The original recipe for this yummy cake called for buttermilk, which is very disagreeable with my digestion. I subbed plain soy yogurt instead, measure for measure, and this cake was a real winner.
1 cup flour
1/2 teaspoon baking powder
1/2 teaspoon baking soda
1/4 teaspoon salt
1/2 stick margarine, softened
2/3 cup plus 1 1/2 tablespoons sugar, divided
1/2 teaspoon pure vanilla extract
1 large egg
1/2 cup plain soy yogurt
1 cup fresh raspberries
Preheat oven to 400 degrees F, rack in the middle. Grase and flour a 9″ round cake pan.

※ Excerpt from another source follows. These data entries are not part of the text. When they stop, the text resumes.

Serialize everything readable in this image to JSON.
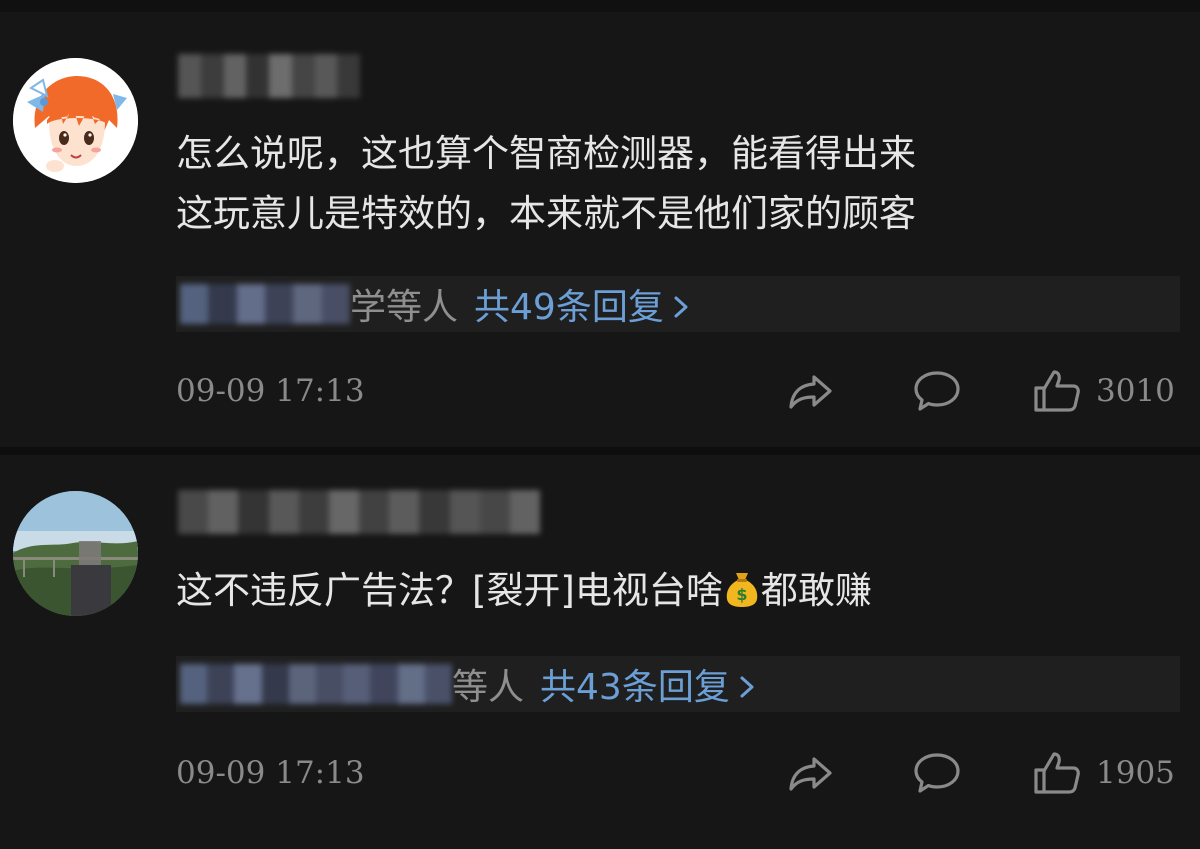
{
  "comments": [
    {
      "body_lines": [
        "怎么说呢，这也算个智商检测器，能看得出来",
        "这玩意儿是特效的，本来就不是他们家的顾客"
      ],
      "reply_suffix": "学等人",
      "reply_link": "共49条回复",
      "timestamp": "09-09 17:13",
      "like_count": "3010"
    },
    {
      "body_before_emoji": "这不违反广告法？[裂开]电视台啥",
      "body_after_emoji": "都敢赚",
      "reply_suffix": "等人",
      "reply_link": "共43条回复",
      "timestamp": "09-09 17:13",
      "like_count": "1905"
    }
  ],
  "icons": {
    "share": "share-arrow-icon",
    "comment": "speech-bubble-icon",
    "like": "thumbs-up-icon",
    "chevron": "chevron-right-icon",
    "emoji": "money-bag-emoji"
  },
  "colors": {
    "background": "#161616",
    "text": "#e6e6e6",
    "muted": "#8a8a8a",
    "link": "#6b9fd6",
    "reply_bar": "#1f1f1f"
  }
}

Whisk together the flour, baking powder, baking soda, and salt.
Beat margarine and 2/3 cup sugar with an electric mixer at medium-high speed until pale an fluffy, about 2 minutes. Then beat in vanilla; add the egg and beat well.
At low speed, mix in flour mixture in 3 batches, alternating with yogurt, beginning and ending with the flour, and mixing until just combined.
Spoon batter into cake pan, smoothing top. Scatter raspberries evenly over the top and sprinkle with remaining 1 1/2 tablespoon sugar.
Bake until cake is golden and a wooden toothpick inserted into center comes out clean, 25-30 minutes. Cool in pan 10 minutes, then turn out onto a rack and cool to warm. Invert onto a plate. Serves 6.